Rick Owens was the first designer I truly admired. I spent a bunch of my middle school summers reviewing fashion archives from Style.com (before it was absorbed into Vogue, TBT) after I had binged on the gateway drug that was Project Runway and decided I needed a more formal DIY fashion education. Thanks, web. Rick Owens’ work was strong and dark, with each collection transporting me to a place that was scary yet utterly compelling. I was hooked.

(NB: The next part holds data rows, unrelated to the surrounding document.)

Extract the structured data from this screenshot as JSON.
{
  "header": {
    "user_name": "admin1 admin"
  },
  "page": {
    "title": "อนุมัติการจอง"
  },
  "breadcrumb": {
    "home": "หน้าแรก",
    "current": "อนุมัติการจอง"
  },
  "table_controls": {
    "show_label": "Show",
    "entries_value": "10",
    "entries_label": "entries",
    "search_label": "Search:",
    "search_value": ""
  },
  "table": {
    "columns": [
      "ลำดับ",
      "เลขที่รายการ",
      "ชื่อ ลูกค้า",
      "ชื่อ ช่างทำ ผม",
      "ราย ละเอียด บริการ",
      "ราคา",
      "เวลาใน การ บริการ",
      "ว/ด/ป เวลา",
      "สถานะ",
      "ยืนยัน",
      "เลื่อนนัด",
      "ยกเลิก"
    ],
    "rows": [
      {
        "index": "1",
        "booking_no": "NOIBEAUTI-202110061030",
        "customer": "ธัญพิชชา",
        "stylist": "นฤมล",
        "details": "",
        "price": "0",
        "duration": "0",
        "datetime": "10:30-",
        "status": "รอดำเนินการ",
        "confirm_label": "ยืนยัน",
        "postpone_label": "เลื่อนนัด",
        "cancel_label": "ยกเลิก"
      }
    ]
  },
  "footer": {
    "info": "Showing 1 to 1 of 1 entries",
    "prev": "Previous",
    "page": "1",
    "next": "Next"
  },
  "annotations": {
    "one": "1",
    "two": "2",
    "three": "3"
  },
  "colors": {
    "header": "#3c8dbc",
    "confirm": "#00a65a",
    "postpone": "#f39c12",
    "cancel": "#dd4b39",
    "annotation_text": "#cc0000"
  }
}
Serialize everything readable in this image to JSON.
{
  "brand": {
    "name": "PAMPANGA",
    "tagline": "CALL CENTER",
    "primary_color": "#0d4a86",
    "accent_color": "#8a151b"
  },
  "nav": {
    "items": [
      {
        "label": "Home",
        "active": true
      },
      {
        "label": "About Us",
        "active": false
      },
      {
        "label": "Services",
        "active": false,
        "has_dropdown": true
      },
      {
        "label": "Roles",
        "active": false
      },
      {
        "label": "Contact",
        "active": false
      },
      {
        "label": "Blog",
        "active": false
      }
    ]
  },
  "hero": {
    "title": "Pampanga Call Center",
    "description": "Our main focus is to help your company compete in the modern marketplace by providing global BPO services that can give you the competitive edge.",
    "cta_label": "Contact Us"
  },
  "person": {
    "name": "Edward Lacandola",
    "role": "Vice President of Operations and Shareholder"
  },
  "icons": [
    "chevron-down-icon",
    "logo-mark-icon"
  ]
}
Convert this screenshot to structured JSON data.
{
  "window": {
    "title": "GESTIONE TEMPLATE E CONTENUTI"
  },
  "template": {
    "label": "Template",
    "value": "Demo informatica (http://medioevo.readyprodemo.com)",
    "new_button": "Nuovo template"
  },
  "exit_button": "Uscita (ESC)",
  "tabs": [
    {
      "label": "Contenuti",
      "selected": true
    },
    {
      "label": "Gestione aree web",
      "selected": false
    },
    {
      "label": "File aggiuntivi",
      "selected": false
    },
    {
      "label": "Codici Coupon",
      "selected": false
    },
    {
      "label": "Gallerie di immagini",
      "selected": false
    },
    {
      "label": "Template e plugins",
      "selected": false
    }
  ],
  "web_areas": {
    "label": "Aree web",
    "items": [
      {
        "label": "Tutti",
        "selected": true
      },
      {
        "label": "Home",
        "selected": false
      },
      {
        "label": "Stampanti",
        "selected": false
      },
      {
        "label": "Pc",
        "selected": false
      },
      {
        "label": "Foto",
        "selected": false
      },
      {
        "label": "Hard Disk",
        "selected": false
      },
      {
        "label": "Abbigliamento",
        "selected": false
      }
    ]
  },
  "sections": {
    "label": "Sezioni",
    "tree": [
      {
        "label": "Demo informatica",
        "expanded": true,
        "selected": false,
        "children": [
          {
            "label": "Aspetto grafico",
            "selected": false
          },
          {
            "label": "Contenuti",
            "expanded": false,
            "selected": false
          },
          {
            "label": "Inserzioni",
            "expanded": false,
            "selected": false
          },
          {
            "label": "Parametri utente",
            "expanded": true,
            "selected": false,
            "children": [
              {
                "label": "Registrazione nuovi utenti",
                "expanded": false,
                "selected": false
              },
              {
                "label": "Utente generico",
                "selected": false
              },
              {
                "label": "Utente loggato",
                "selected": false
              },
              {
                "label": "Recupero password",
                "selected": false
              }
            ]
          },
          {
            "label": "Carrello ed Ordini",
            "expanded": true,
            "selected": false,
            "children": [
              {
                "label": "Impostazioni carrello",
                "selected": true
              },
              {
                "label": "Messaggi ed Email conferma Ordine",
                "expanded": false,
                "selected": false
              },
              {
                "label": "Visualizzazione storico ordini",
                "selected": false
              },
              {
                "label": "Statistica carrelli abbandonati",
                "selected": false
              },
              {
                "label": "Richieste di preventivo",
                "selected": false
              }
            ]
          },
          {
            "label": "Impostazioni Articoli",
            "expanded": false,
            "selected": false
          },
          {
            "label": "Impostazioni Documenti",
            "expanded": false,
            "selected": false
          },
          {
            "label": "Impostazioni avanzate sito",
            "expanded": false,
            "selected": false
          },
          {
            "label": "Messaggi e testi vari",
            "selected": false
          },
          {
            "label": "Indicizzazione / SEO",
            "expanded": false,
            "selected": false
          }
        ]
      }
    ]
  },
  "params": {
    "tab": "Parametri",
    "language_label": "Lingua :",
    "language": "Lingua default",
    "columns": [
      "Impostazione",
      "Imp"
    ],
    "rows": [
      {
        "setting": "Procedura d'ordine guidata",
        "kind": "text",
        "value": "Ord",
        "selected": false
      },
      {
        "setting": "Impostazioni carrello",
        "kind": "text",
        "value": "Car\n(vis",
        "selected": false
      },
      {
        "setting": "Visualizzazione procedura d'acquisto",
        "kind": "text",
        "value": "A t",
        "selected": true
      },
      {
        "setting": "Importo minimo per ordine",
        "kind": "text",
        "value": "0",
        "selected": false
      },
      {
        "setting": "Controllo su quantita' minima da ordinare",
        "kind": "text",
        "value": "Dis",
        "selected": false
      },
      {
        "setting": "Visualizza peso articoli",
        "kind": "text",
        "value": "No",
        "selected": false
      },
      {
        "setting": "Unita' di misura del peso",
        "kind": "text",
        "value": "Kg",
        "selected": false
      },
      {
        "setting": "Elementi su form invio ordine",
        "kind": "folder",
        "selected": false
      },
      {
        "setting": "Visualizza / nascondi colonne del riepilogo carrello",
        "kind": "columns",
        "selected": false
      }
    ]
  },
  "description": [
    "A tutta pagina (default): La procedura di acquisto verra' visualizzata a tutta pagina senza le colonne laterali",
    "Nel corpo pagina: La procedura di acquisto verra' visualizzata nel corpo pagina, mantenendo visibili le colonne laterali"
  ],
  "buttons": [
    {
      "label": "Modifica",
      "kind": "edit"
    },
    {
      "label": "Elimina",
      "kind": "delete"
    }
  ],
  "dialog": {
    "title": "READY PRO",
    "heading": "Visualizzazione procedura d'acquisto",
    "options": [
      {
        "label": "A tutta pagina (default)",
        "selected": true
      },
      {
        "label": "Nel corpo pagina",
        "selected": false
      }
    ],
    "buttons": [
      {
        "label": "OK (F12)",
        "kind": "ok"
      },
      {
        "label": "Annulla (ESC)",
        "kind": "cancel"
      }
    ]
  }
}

So seeing the Rick Owens exhibit at the Triennale di Milano was pretty major. Rick Owens: Inhuman, Subhuman, Superhuman is the first (count it!!) retrospective celebrating the eponymous designer’s work since launching his label in the early 90s. Staged like an elaborate runway, Owens personally oversaw the creative direction of the exhibition. Set in a long curved gallery hall, a giant black smoke-like installation — a stark contrast to otherwise all-white interior — winds through the space in snakelike manner. Clothes from the label’s extensive archive are displayed on tall mounted platforms, in a way that’s intimidating yet positions the pieces as actual art. Highlights include some looks from the infamous human backpack collection for S/S16 toward the rear of the exhibit, where additional show footage is projected on large mounted screens in a black box theatre like display.
Rick Owens: Inhuman, Subhuman, Superhuman is on display until March 15.